Sir Alex Ferguson would often say that scoring late goals was part of Manchester United's history. It was his opinion it was not evidence of a weakness -- being in that position in the first place -- rather a sign of superior mental strength. He believed the ability to keep attacking, keep going, was central to the mentality of the club.

Ferguson will have been impressed, then, with how Jose Mourinho's United side have started the new season. No dramatic comebacks that become a hallmark of Ferguson's reign, but still lots of late goals.

United have scored 20 goals this season, with 10 coming in the 80th minute or later. Against Everton at Old Trafford on Sunday there were three: Henrikh Mkhitaryan in the 83rd minute, Romelu Lukaku in the 89th and Anthony Martial's stoppage time penalty put the gloss on a 4-0 result that had, in truth, been in the balance for a large portion of the game.

It is the goals rather than the timings of them that will please Mourinho the most. As he battles a perception that he is a cautious manager, it will have hurt that United only managed 54 in the league last season -- the lowest total of the Premier League's top seven and one fewer than Bournemouth.

He is acutely aware that United's traditions are based around playing adventurous football. So much so in fact that, at times, it has driven him to make decisions that perhaps go against his instinct.

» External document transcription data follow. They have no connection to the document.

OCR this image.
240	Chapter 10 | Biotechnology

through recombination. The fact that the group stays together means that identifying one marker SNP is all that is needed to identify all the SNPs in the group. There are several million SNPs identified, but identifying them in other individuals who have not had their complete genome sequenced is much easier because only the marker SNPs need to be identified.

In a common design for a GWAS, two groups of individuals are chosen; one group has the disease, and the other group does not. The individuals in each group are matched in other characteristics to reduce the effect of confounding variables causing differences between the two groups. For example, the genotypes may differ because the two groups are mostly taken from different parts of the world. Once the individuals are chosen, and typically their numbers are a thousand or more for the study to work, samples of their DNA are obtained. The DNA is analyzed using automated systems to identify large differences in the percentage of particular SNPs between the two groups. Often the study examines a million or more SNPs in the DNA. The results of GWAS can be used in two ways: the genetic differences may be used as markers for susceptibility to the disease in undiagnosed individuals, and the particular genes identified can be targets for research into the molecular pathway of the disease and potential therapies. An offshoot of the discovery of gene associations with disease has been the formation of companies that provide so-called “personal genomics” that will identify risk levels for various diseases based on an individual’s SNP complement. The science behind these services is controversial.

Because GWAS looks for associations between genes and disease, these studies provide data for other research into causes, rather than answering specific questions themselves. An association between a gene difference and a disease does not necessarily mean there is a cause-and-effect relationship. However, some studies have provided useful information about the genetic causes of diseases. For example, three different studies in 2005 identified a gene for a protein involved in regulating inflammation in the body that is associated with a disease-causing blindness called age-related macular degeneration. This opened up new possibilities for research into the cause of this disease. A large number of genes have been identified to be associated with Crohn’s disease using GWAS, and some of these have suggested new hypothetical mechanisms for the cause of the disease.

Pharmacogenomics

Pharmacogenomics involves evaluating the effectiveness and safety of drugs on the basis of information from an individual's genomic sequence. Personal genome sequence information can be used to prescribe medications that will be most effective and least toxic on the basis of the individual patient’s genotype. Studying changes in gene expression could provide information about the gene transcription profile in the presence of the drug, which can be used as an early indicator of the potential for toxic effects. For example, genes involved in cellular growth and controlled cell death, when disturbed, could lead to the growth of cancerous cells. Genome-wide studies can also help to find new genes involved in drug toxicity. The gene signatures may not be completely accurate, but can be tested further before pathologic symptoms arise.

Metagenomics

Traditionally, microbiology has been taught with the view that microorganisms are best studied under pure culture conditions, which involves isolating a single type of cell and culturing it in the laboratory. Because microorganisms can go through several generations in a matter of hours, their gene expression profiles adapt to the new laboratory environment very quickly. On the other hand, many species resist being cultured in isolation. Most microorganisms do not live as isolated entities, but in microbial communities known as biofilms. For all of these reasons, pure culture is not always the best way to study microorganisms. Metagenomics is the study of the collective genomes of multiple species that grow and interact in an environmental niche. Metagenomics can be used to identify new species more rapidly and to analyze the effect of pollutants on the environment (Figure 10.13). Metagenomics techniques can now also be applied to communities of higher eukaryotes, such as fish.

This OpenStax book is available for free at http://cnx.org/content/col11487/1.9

Leading 1-0 at Everton in December last season, Mourinho replaced Mkhitaryan with Marouane Fellaini to help close out the game. It backfired, and Fellaini gave away the penalty that led to the equaliser.

A goal up against Tottenham the following weekend, he replaced Mkhitaryan and Ander Herrera with Fellaini and another defender, Eric Bailly. The game finished 1-0. Later the same month, leading 2-0 at West Ham, Herrera and Wayne Rooney were swapped for Fellaini and Chris Smalling. The game finished 2-0.

But leading 2-0 against Everton on Sunday, Mourinho made an attacking change. Martial came on for Mkhitaryan and scored the fourth, albeit from the penalty spot.

After seven games in all competitions so far this season, United substitutes have contributed six goals. At the same stage last season, just one goal had come from the bench.

Mourinho insists United's flurry of late goals is a consequence of the Premier League's shift towards a back three. It is his opinion that it has made teams more defensive, and when managers try to chase games in the closing stages, they lose their shape.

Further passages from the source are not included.